At the end of June, the organization published a report in which it registered 3,300 violent incidents, so the new figure shows a 95 percent increase in these attacks.

Eunice Rendón, an academic and international consultant on migration issues, who did not participate in the research, agrees with the report's findings. She has seen the effects of migrant returns closely because she studies the flow of people in regions such as Ciudad Juárez. 

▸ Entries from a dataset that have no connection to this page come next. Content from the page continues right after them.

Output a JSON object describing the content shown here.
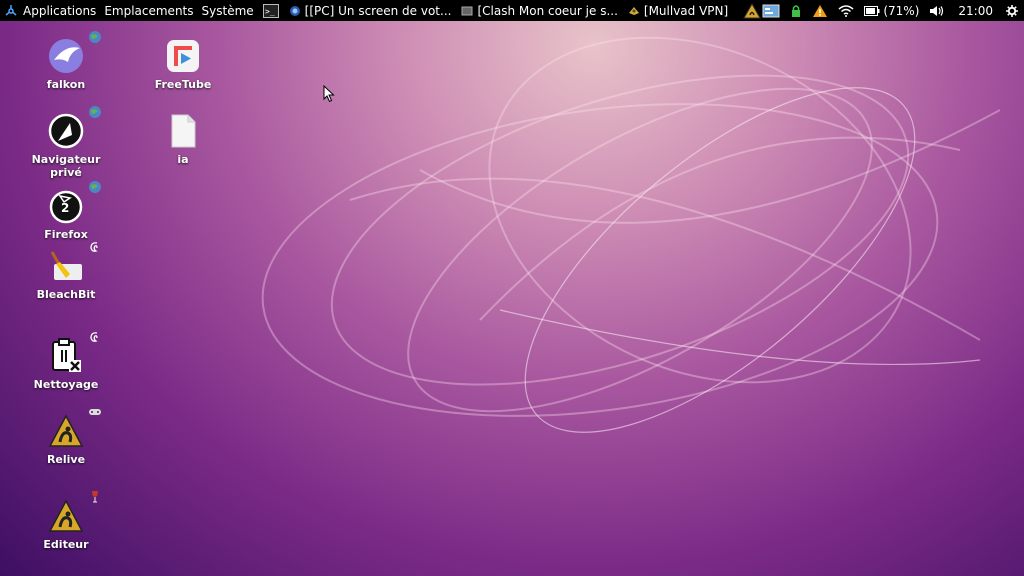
{
  "panel": {
    "menus": [
      "Applications",
      "Emplacements",
      "Système"
    ],
    "tasks": [
      {
        "icon": "terminal-icon",
        "label": ""
      },
      {
        "icon": "browser-icon",
        "label": "[[PC] Un screen de vot..."
      },
      {
        "icon": "window-icon",
        "label": "[Clash Mon coeur je s..."
      },
      {
        "icon": "vpn-icon",
        "label": "[Mullvad VPN]"
      }
    ],
    "tray": {
      "battery": "(71%)",
      "clock": "21:00"
    }
  },
  "desktop": {
    "icons": [
      {
        "label": "falkon",
        "icon": "falkon-icon",
        "emblem": "globe"
      },
      {
        "label": "Navigateur privé",
        "icon": "private-browser-icon",
        "emblem": "globe"
      },
      {
        "label": "Firefox",
        "icon": "firefox-icon",
        "emblem": "globe"
      },
      {
        "label": "BleachBit",
        "icon": "bleachbit-icon",
        "emblem": "debian"
      },
      {
        "label": "Nettoyage",
        "icon": "cleanup-icon",
        "emblem": "debian"
      },
      {
        "label": "Relive",
        "icon": "relive-icon",
        "emblem": "gamepad"
      },
      {
        "label": "Editeur",
        "icon": "editor-icon",
        "emblem": "wine"
      },
      {
        "label": "FreeTube",
        "icon": "freetube-icon",
        "emblem": ""
      },
      {
        "label": "ia",
        "icon": "file-icon",
        "emblem": ""
      }
    ]
  },
  "colors": {
    "panel_bg": "#000000",
    "wallpaper_top": "#e8c3c9",
    "wallpaper_bottom": "#3d0f63"
  }
}
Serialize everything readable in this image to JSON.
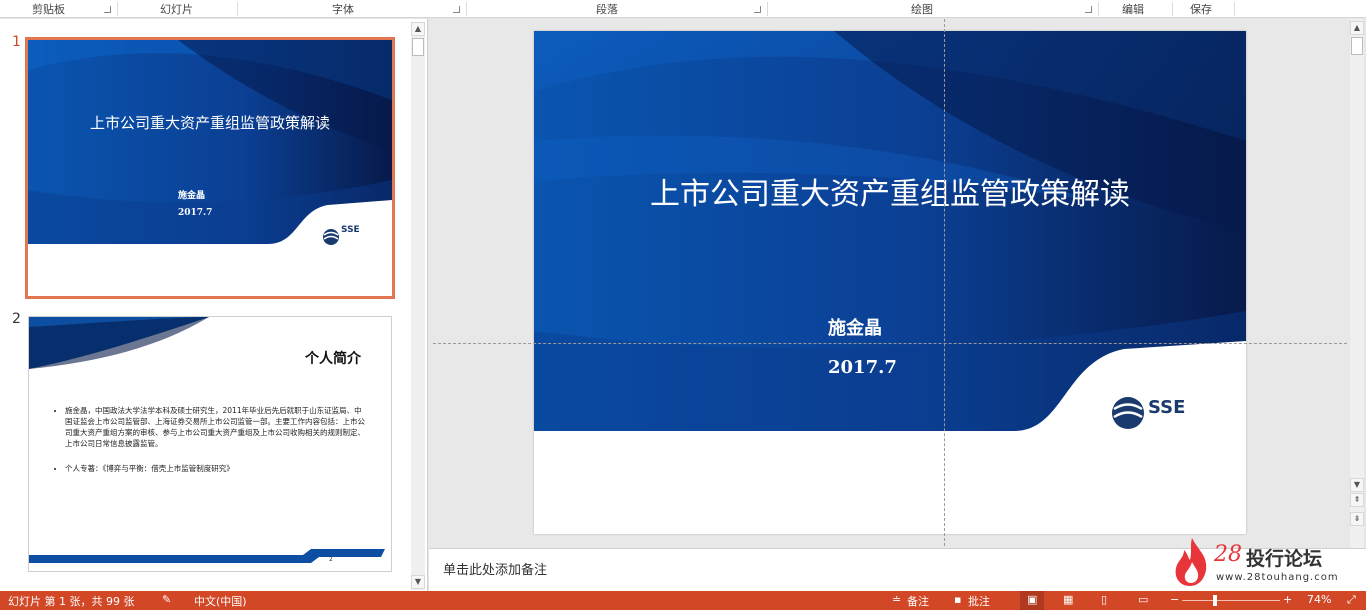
{
  "ribbon": {
    "groups": [
      "剪贴板",
      "幻灯片",
      "字体",
      "段落",
      "绘图",
      "编辑",
      "保存"
    ]
  },
  "thumbnails": [
    {
      "number": "1",
      "title": "上市公司重大资产重组监管政策解读",
      "author": "施金晶",
      "date": "2017.7",
      "logo": "SSE"
    },
    {
      "number": "2",
      "title": "个人简介",
      "bullets": [
        "施金晶，中国政法大学法学本科及硕士研究生，2011年毕业后先后就职于山东证监局、中国证监会上市公司监管部、上海证券交易所上市公司监管一部。主要工作内容包括：上市公司重大资产重组方案的审核、参与上市公司重大资产重组及上市公司收购相关的规则制定、上市公司日常信息披露监管。",
        "个人专著：《博弈与平衡：借壳上市监管制度研究》"
      ],
      "page_no": "2"
    }
  ],
  "slide": {
    "title": "上市公司重大资产重组监管政策解读",
    "author": "施金晶",
    "date": "2017.7",
    "logo": "SSE"
  },
  "notes": {
    "placeholder": "单击此处添加备注"
  },
  "status": {
    "slide_info": "幻灯片 第 1 张，共 99 张",
    "language": "中文(中国)",
    "notes_btn": "备注",
    "comments_btn": "批注",
    "zoom": "74%"
  },
  "watermark": {
    "number": "28",
    "name": "投行论坛",
    "url": "www.28touhang.com"
  },
  "colors": {
    "accent": "#d24726",
    "slide_blue": "#0b4ea2",
    "slide_dark": "#071a4a"
  }
}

Aside from the violence many migrants experience, what is being experienced in the shelters in Ciudad Juárez is that close to 20 percent of migrants who are being returned to Mexico after they've sought asylum or tried to enter the U.S. are infected with Covid-19, she said. 

‘Remain in Mexico’

The investigation was released as the U.S. Supreme Court denied the Biden administration’s request to pause the implementation of the Trump-era "Remain in Mexico" policy. 

This decision means that U.S. authorities will have to resume the practice of returning asylum-seekers at the border to Mexico, while they wait for their cases to be processed in American immigration courts.

President Joe Biden suspended the Migrant Protection Protocols (the formal name of the program) during his first day in office, and the Department of Homeland Security assured that it would finalize it in June, according to court documents.

Recently, more than 70 organizations from Mexico and the U.S. signed an open letter asking Mexican President Andrés Manuel López Obrador to oppose the reinstatement of that program.

It is estimated that more than 70,000 migrants — mostly Central Americans, but also Cubans, Venezuelans and other nationalities — were returned to Mexico by the Trump administration during the implementation of this program in 2019.

“Like the Title 42 expulsion policy, the ‘Remain in Mexico’ program … cannot be carried out legally or humanely and will only increase the danger to those seeking safety in the United States. That will lead to more kidnappings, assaults, torture and other violent attacks,” said Kennji Kizuka, associate director of research and analysis at Human Rights First.

“I want to live in a place where I don’t feel like my life is in danger. Meanwhile, I have to endure and be patient,” Pérez Moreno said in a shelter in Nuevo Laredo.